A low rumble from the heights above reminded the bard that every good hero—or at least every hero who intends to see the inside of a tavern again—must always take their proximity to a dragon into account.
“That are masterfully crafted treasures nobody could dream of selling,” he squeaked, looking up into Kulxak’s fiery eye. “But still.”
“We can’t sell them anyway,” said Laruna, tending the dragon’s wounded scales. “They still belong to her, and we aren’t slaying this dragon. We don’t need any more bloodshed today.”
“Aye.” A pit opened up in Gorm’s stomach as he thought of Kaitha and Thane. He pushed the grief down beneath the surface; not to smother it, but to plant the seed that would bear the fruits of justice. He loosed the white-knuckled grip that his hand had subconsciously wrapped around the handle of his axe, and let out a long breath between his teeth. “But the problem’s still the same. There’s supposed to be a treasure, and there ain’t.”

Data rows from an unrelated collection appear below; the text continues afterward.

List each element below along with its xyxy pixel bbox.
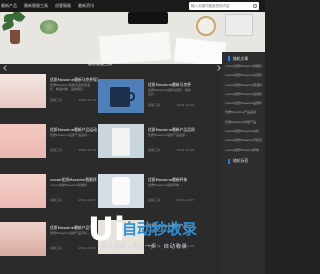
article-thumbnail[interactable]: [0, 124, 46, 158]
sidebar-heading-label: 随机文章: [233, 55, 249, 61]
calculator-image: [225, 14, 253, 36]
sidebar-item[interactable]: coooe优质Moswine品质杯: [225, 99, 265, 108]
paper-image: [173, 37, 227, 64]
search-input[interactable]: [189, 2, 249, 10]
article-date: 2024-12-09: [78, 98, 96, 102]
article-excerpt: coooe优质Moswine智能杯...: [50, 183, 90, 187]
article-date: 2024-12-08: [176, 148, 194, 152]
article-meta: 猿猴工具 2024-12-08: [50, 148, 96, 152]
article-thumbnail[interactable]: [98, 124, 144, 158]
article-card[interactable]: 优质Moswine最新马克杯保温杯 优质Moswine最新马克杯保温杯，精选材质…: [0, 74, 98, 110]
notebook-image: [99, 31, 171, 64]
article-date: 2024-12-07: [78, 198, 96, 202]
glass-image: [196, 16, 216, 36]
sidebar-item[interactable]: coooe优质Moswine手机壳: [225, 136, 265, 145]
article-thumbnail[interactable]: [0, 74, 46, 108]
article-meta: 猿猴工具 2024-12-07: [50, 198, 96, 202]
article-excerpt: 优质Moswine最新马克杯，简约设计...: [148, 88, 192, 96]
article-meta: 猿猴工具 2024-12-09: [50, 98, 96, 102]
sidebar-item[interactable]: coooe优质Moswine杯体: [225, 146, 265, 155]
watermark-subtitle: 网上排名 · 先行一步 · 自动收录: [102, 244, 188, 250]
article-thumbnail[interactable]: [0, 222, 46, 256]
phone-image: [128, 12, 168, 24]
article-date: 2024-12-07: [176, 198, 194, 202]
article-meta: 猿猴工具 2024-12-07: [148, 198, 194, 202]
article-excerpt: 优质Moswine最新产品运动...: [50, 133, 90, 137]
article-tag[interactable]: 猿猴工具: [148, 103, 160, 107]
article-date: 2024-12-08: [78, 148, 96, 152]
sidebar-item[interactable]: 优质Moswine智能产品: [225, 118, 265, 127]
sidebar-heading-2: 随机标签: [222, 155, 265, 165]
heading-accent-bar: [228, 158, 230, 164]
sidebar-item[interactable]: coooe优质Moswine智能杯: [225, 62, 265, 71]
article-card[interactable]: 优质Moswine最新马克杯 优质Moswine最新马克杯，简约设计... 猿猴…: [98, 79, 194, 115]
article-meta: 猿猴工具 2024-12-08: [148, 148, 194, 152]
article-tag[interactable]: 猿猴工具: [50, 148, 62, 152]
sidebar-item[interactable]: 优质Moswine产品运动: [225, 108, 265, 117]
article-card[interactable]: 优质Moswine最新产品运动 优质Moswine最新产品运动... 猿猴工具 …: [0, 124, 97, 160]
nav-item-products[interactable]: 最新产品: [1, 3, 17, 9]
article-tag[interactable]: 猿猴工具: [50, 98, 62, 102]
sidebar-heading: 随机文章: [222, 52, 265, 62]
pot-image: [10, 30, 20, 44]
nav-item-tools[interactable]: 最新猿猴工具: [24, 3, 48, 9]
section-title: 最新猿猴工具: [88, 61, 112, 66]
sidebar-item[interactable]: coooe优质Moswine马克杯: [225, 71, 265, 80]
heading-accent-bar: [228, 56, 230, 61]
nav-item-makers[interactable]: 创客猿猴: [55, 3, 71, 9]
sidebar-item[interactable]: coooe优质Moswine保温杯: [225, 81, 265, 90]
article-thumbnail[interactable]: [0, 174, 46, 208]
sidebar-list: coooe优质Moswine智能杯 coooe优质Moswine马克杯 cooo…: [222, 62, 265, 155]
search-icon[interactable]: [253, 3, 257, 8]
nav-item-news[interactable]: 最新资讯: [78, 3, 94, 9]
watermark-title: 自动秒收录: [122, 220, 198, 238]
article-tag[interactable]: 猿猴工具: [50, 246, 62, 250]
sidebar-item[interactable]: coooe优质Moswine运动杯: [225, 90, 265, 99]
search-box: [189, 2, 259, 10]
article-excerpt: 优质Moswine最新杯体...: [148, 183, 182, 187]
article-thumbnail[interactable]: [98, 79, 144, 113]
article-tag[interactable]: 猿猴工具: [50, 198, 62, 202]
top-nav: 最新产品 最新猿猴工具 创客猿猴 最新资讯: [0, 0, 265, 12]
article-tag[interactable]: 猿猴工具: [148, 198, 160, 202]
article-excerpt: 优质Moswine最新马克杯保温杯，精选材质，品质保证...: [50, 83, 91, 91]
succulent-image: [40, 20, 58, 34]
article-card[interactable]: 优质Moswine最新产品手机 优质Moswine最新产品手机... 猿猴工具 …: [0, 222, 97, 258]
article-card[interactable]: 优质Moswine最新产品品质 优质Moswine最新产品品质... 猿猴工具 …: [98, 124, 195, 160]
sidebar-item[interactable]: coooe优质Moswine水杯: [225, 127, 265, 136]
article-card[interactable]: coooe优质Moswine智能杯 coooe优质Moswine智能杯... 猿…: [0, 174, 97, 210]
sidebar-heading-2-label: 随机标签: [233, 158, 249, 164]
article-tag[interactable]: 猿猴工具: [148, 148, 160, 152]
article-card[interactable]: 优质Moswine最新杯体 优质Moswine最新杯体... 猿猴工具 2024…: [98, 174, 194, 210]
watermark: Ui 自动秒收录 网上排名 · 先行一步 · 自动收录: [88, 210, 268, 250]
article-date: 2024-12-09: [176, 103, 194, 107]
article-excerpt: 优质Moswine最新产品品质...: [148, 133, 188, 137]
article-thumbnail[interactable]: [98, 174, 144, 208]
article-meta: 猿猴工具 2024-12-09: [148, 103, 194, 107]
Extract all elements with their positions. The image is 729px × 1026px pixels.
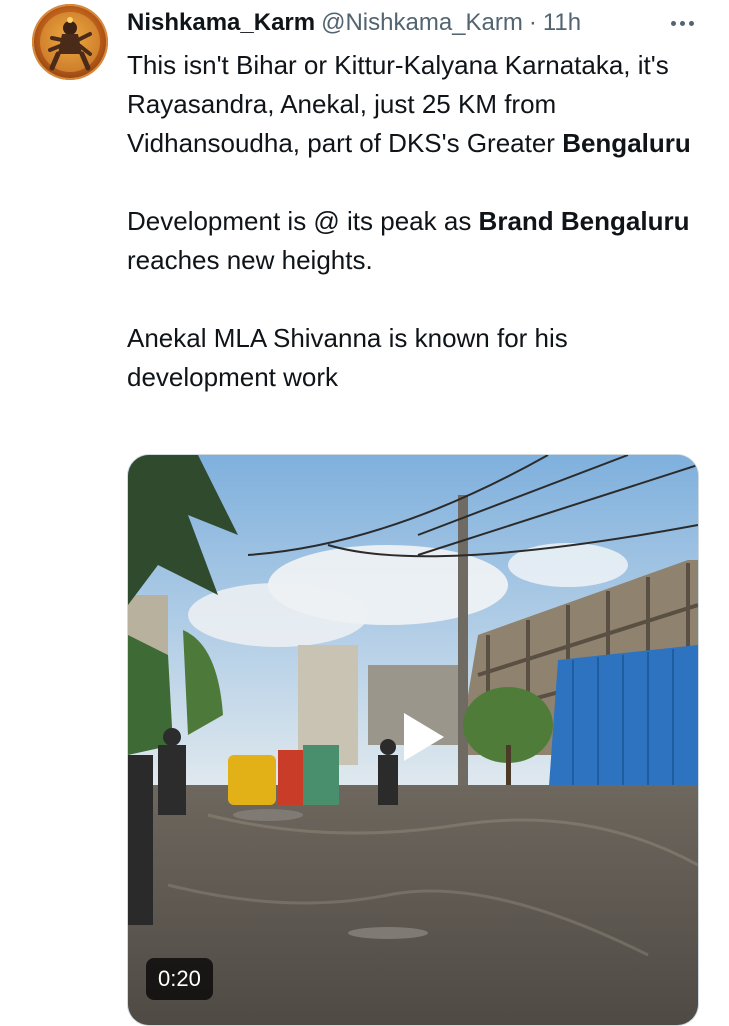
tweet-text-bold: Brand Bengaluru — [478, 206, 690, 236]
tweet-text-segment: Development is @ its peak as — [127, 206, 479, 236]
tweet-paragraph-2: Development is @ its peak as Brand Benga… — [127, 202, 707, 280]
play-icon — [404, 713, 444, 761]
post-header: Nishkama_Karm @Nishkama_Karm · 11h — [127, 6, 705, 40]
video-duration: 0:20 — [146, 958, 213, 1000]
tweet-paragraph-1: This isn't Bihar or Kittur-Kalyana Karna… — [127, 46, 707, 163]
avatar-image — [40, 12, 100, 72]
author-handle[interactable]: @Nishkama_Karm — [321, 9, 523, 37]
tweet-text-bold: Bengaluru — [562, 128, 691, 158]
tweet-text: This isn't Bihar or Kittur-Kalyana Karna… — [127, 46, 707, 397]
separator-dot: · — [528, 9, 537, 36]
play-button[interactable] — [391, 705, 455, 769]
post-time[interactable]: 11h — [543, 9, 581, 37]
video-player[interactable]: 0:20 — [127, 454, 699, 1026]
author-name[interactable]: Nishkama_Karm — [127, 9, 315, 37]
more-horizontal-icon[interactable] — [667, 6, 697, 40]
avatar[interactable] — [32, 4, 108, 80]
tweet-paragraph-3: Anekal MLA Shivanna is known for his dev… — [127, 323, 568, 392]
tweet-text-segment: reaches new heights. — [127, 245, 373, 275]
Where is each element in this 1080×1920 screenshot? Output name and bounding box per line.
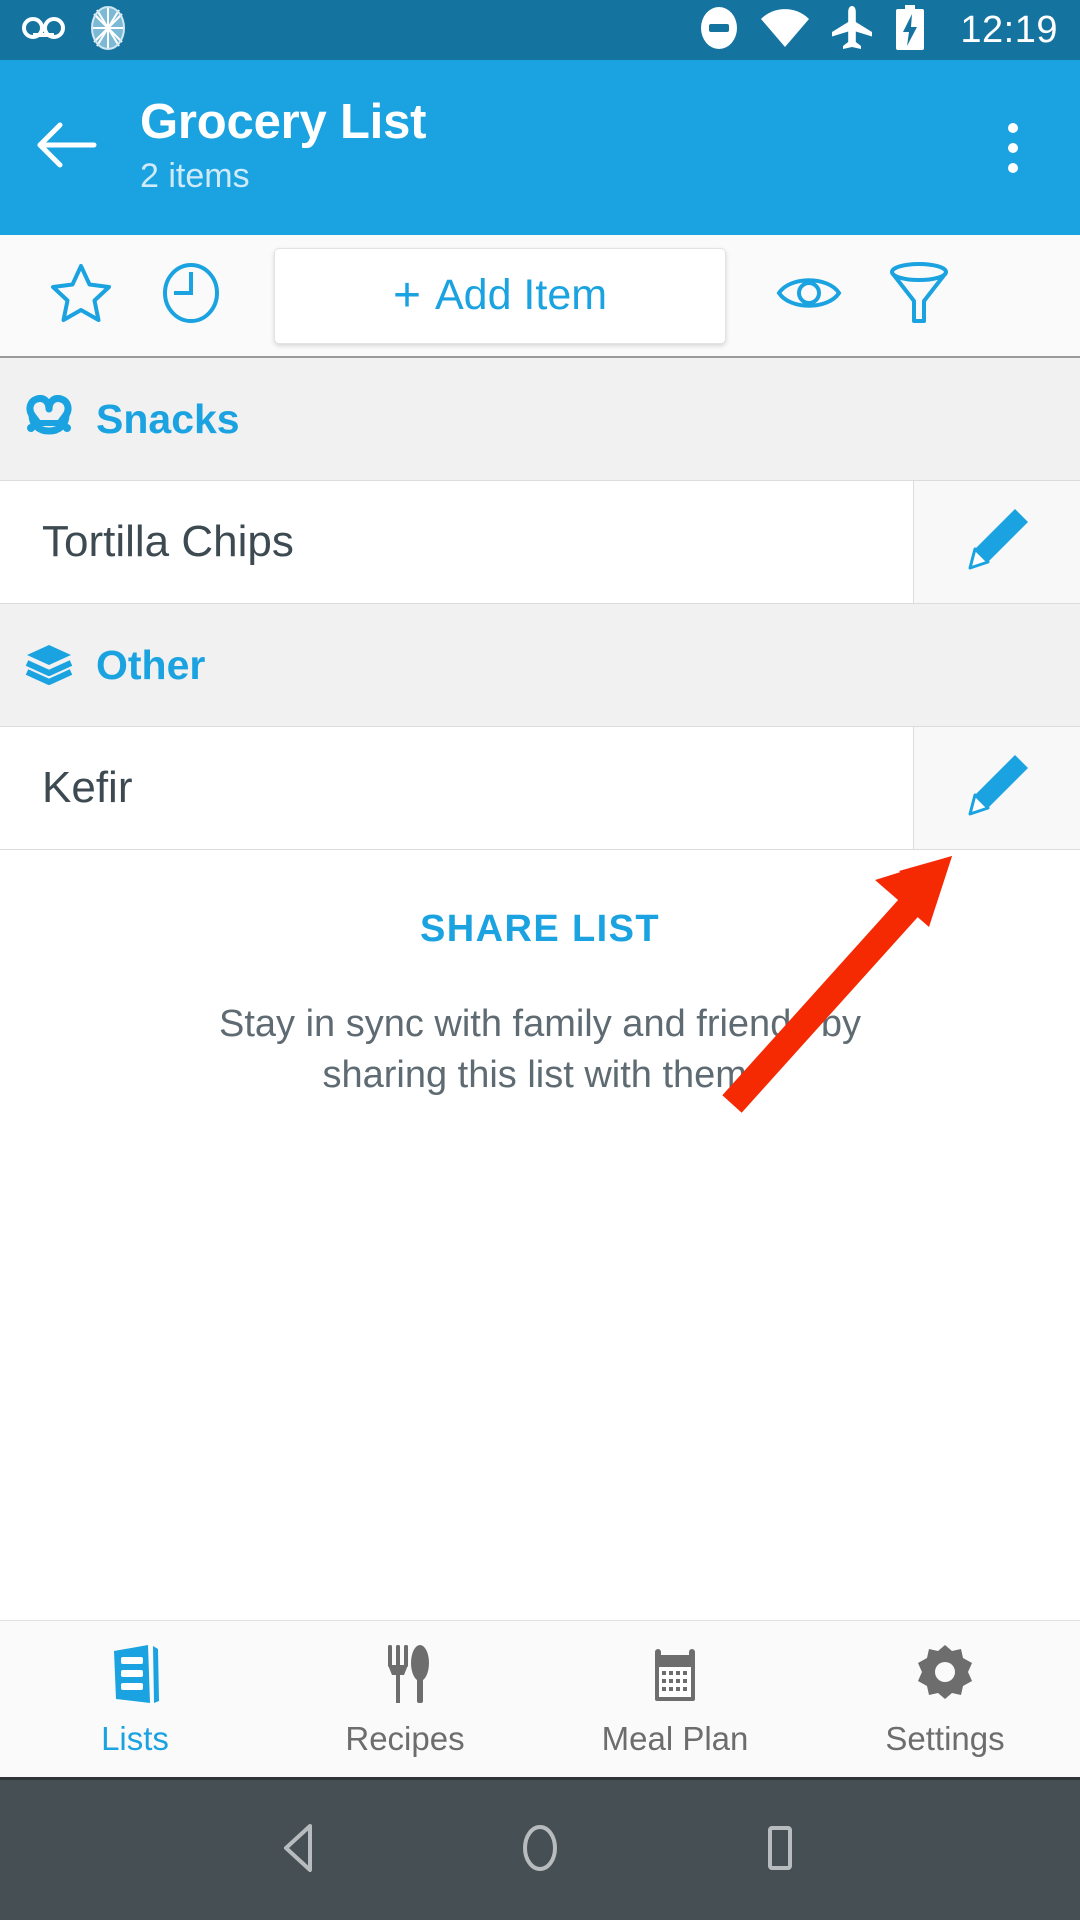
page-title: Grocery List	[140, 95, 427, 150]
list-item[interactable]: Kefir	[0, 727, 1080, 850]
category-label: Other	[96, 641, 206, 688]
list-item[interactable]: Tortilla Chips	[0, 481, 1080, 604]
add-item-button[interactable]: + Add Item	[274, 247, 726, 344]
phone-screen: 12:19 Grocery List 2 items + Add Item Sn…	[0, 0, 1080, 1920]
nav-item-recipes[interactable]: Recipes	[270, 1641, 540, 1758]
back-button[interactable]	[32, 113, 102, 183]
airplane-mode-icon	[830, 5, 874, 56]
funnel-icon	[888, 261, 950, 330]
voicemail-icon	[22, 13, 66, 48]
android-back-button[interactable]	[180, 1780, 420, 1920]
overflow-menu-icon	[1008, 122, 1018, 133]
back-arrow-icon	[36, 121, 98, 174]
android-home-button[interactable]	[420, 1780, 660, 1920]
item-name: Kefir	[42, 763, 133, 812]
battery-charging-icon	[894, 4, 926, 56]
category-header-snacks[interactable]: Snacks	[0, 358, 1080, 481]
category-header-other[interactable]: Other	[0, 604, 1080, 727]
share-description: Stay in sync with family and friends by …	[218, 1003, 862, 1096]
wifi-icon	[760, 7, 810, 54]
pencil-icon	[958, 747, 1036, 830]
category-label: Snacks	[96, 395, 240, 442]
pencil-icon	[958, 501, 1036, 584]
overflow-menu-icon-dot3	[1008, 162, 1018, 173]
android-system-nav	[0, 1777, 1080, 1920]
layers-icon	[24, 641, 74, 690]
grocery-list: Snacks Tortilla Chips Other Kefir SHARE …	[0, 358, 1080, 1620]
eye-icon	[776, 270, 842, 321]
overflow-menu-button[interactable]	[978, 105, 1048, 191]
nav-item-meal-plan[interactable]: Meal Plan	[540, 1641, 810, 1758]
pretzel-icon	[24, 394, 74, 444]
status-bar: 12:19	[0, 0, 1080, 60]
star-outline-icon	[50, 263, 112, 328]
nav-label: Lists	[101, 1719, 169, 1757]
add-item-label: Add Item	[434, 271, 608, 319]
app-bar: Grocery List 2 items	[0, 60, 1080, 235]
android-recents-button[interactable]	[660, 1780, 900, 1920]
list-toolbar: + Add Item	[0, 235, 1080, 358]
gear-icon	[914, 1641, 976, 1712]
edit-button-kefir[interactable]	[913, 727, 1080, 849]
nav-label: Recipes	[345, 1719, 465, 1757]
history-button[interactable]	[136, 241, 246, 351]
clock-icon	[161, 262, 221, 329]
status-bar-right-icons: 12:19	[698, 4, 1058, 56]
nav-label: Meal Plan	[601, 1719, 749, 1757]
nav-label: Settings	[885, 1719, 1005, 1757]
plus-icon: +	[392, 268, 421, 322]
favorites-button[interactable]	[26, 241, 136, 351]
share-list-link[interactable]: SHARE LIST	[0, 908, 1080, 951]
overflow-menu-icon-dot2	[1008, 142, 1018, 153]
fork-spoon-icon	[374, 1641, 436, 1712]
android-recents-icon	[756, 1822, 804, 1879]
share-section: SHARE LIST Stay in sync with family and …	[0, 850, 1080, 1101]
visibility-button[interactable]	[754, 241, 864, 351]
bottom-navigation: Lists Recipes Meal Plan Settings	[0, 1620, 1080, 1777]
nav-item-lists[interactable]: Lists	[0, 1641, 270, 1758]
status-bar-left-icons	[22, 5, 128, 55]
lists-icon	[104, 1641, 166, 1712]
sync-spinner-icon	[88, 5, 128, 55]
app-bar-titles: Grocery List 2 items	[140, 95, 426, 200]
filter-button[interactable]	[864, 241, 974, 351]
item-name: Tortilla Chips	[42, 517, 294, 566]
status-bar-clock: 12:19	[960, 8, 1058, 51]
page-subtitle: 2 items	[140, 156, 250, 195]
calendar-icon	[644, 1641, 706, 1712]
nav-item-settings[interactable]: Settings	[810, 1641, 1080, 1758]
edit-button-tortilla-chips[interactable]	[913, 481, 1080, 603]
android-home-icon	[516, 1822, 564, 1879]
android-back-icon	[276, 1822, 324, 1879]
do-not-disturb-icon	[698, 5, 740, 56]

“That puts it in line with the rest of this quest. There wasn’t supposed to be a dragon, and there was.” Heraldin’s voice dripped resentment.
“We’re supposed to kill her, and we won’t.” Laruna scratched under Kulxak’s chin, and the great dragon’s scales turned a satisfied golden hue.
“All true.” Gorm’s mind raced down the twisting path of memory that had brought him to this point. “Then again, we were all supposed to be dead, and most of us ain’t.”
“Were we?” asked Jynn.
A grin split Gorm’s beard. “Aye, far as Johan’s concerned. I’d bet my beard he was the one who sent them fancy undead to kill us just before the dragon broke through that big spell. The king didn’t want us to get this far, to see what we saw, to…” His mind reached the end of the thought before his mouth had time to catch up. “We need to go.”